I was really enjoying reading this recent post on A.V. Club about the “geekery” of baseball and literature, which — ahem — had been touching all the right bases in mentioning “The Natural,” “The Great American Novel” and “The Art of Fielding,” among others, as must reads.
Then Kevin McFarland stumbled badly and missed home plate entirely in dismissing “You Know Me Al,” an episolatory work by sports columnist Ring Lardner Sr. published in 1916, and as vital as any of the novels he mentions in understanding the literature of the game. The book, McFarland concluded:
” . . . represents a slice of baseball history that’s too far in the past to serve as an introduction.”
Come again? Too far in the past? This is baseball, not jousting. A book that’s not quite 100 years old, and that sums up the then-brief history of the game, is regarded as ancient? If you sift through the comments you’ll see that quite a few of McFarland’s readers are well-versed in the literary — and real — history of the game, and shouldn’t find Lardner’s work too outdated.
Even more puzzling is McFarland’s inclusion of “Eight Men Out,” W.P. Kinsella’s account of the Black Sox scandal that took place only a few years after Lardner’s book was published. “Eight Men Out” also was the basis for a popular movie with the same name directed by John Sayles, who pulls off a very good rendering of Lardner, then a baseball writer in Chicago.
So where is the cutoff point between “too far in the past” and the modern present?
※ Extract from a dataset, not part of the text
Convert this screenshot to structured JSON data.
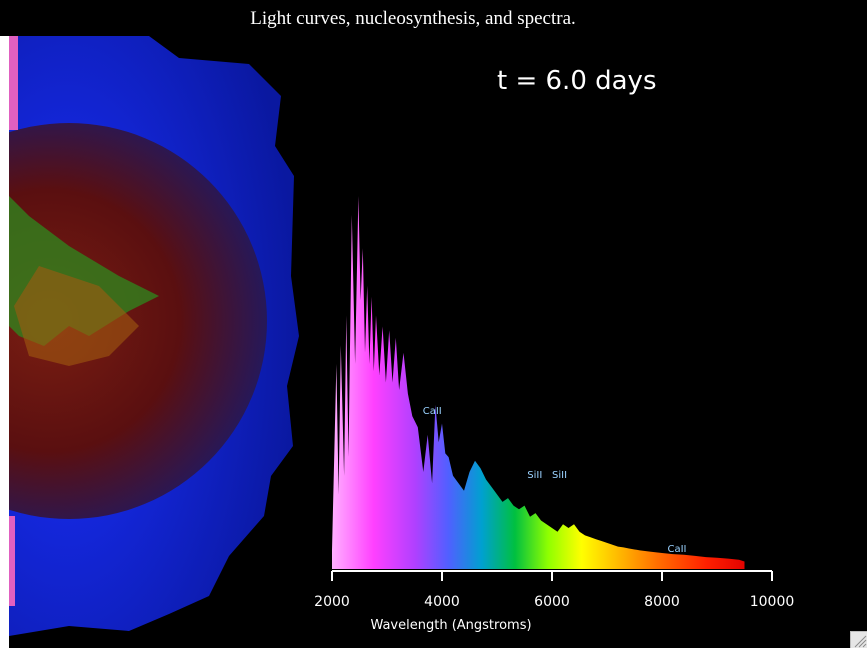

Is the former reserved for books that aren’t made into films? We are never offered an explanation from McFarland, who appeared to be looking for a quick way to wrap up his post.
I realize A.V. Club is geared toward young men — McFarland is a contributing editor who graduated from Northwestern in 2011 — but to pan “You Know Me Al” this way is to disrespect the game’s past.
Lardner’s “busher” chronicles tell us much about the game before and through the turn of the 20th century, through the conceited, crass persona of Jack Keefe. This wasn’t romanticizing the “pastime,” but incisive satire that skewered the common mythology that had already grown around the sport.
The Brothers Judd show the proper appreciation for Lardner’s work. Before most anyone else, and not long before the throwing of the 1919 World Series threatened to bring down the sport, Lardner demolished the pastoral odes of baseball’s earliest poets.
Read this excerpt from “You Know Me Al” and tell me this particular letter from Keefe to “Al” isn’t prophetic about what was to come with the White Sox and their cheapskate owner, Charlie Comiskey:
“Speaking of money I won’t sign no contract unless I get the salary you and I talked of, three thousand dollars. You know what I was getting in Terre Haute, a hundred and fifty a month, and I know it’s going to cost me a lot more to live here. I made inquiries round here and find I can get board and room for eight dollars a week but I will be out of town half the time and will have to pay for my room when I am away or look up a new one when I come back. Then I will have to buy cloths to wear on the road in places like New York. When Comiskey comes back I will name him three thousand dollars as my lowest figure and I guess he will come through when he sees I am in ernest. I heard that Walsh was getting twice as much as that.
“The papers says Comiskey will be back here sometime to-morrow. He has been hunting with the president of the league so he ought to feel pretty good. But I don’t care how he feels. I am going to get a contract for three thousand and if he don’t want to give it to me he can do the other thing. You know me Al.”
It’s not graceful Kinsellian prose, but Lardner’s savagery of the Jack Keefe character and the Lords of Baseball — greed meeting greed — went to the heart of what the author thought ailed the game, and he would be proven horrifically right. Lardner’s own short life was troubled by alcoholism and ill health, and he died long before his son and namesake, Ring Lardner Jr., made the Hollywood blacklist.
“You Know Me Al” isn’t hard to find — it’s in print, and readily available. If you’ve got a dollar in your bank account, you can even buy an e-book version in a flash.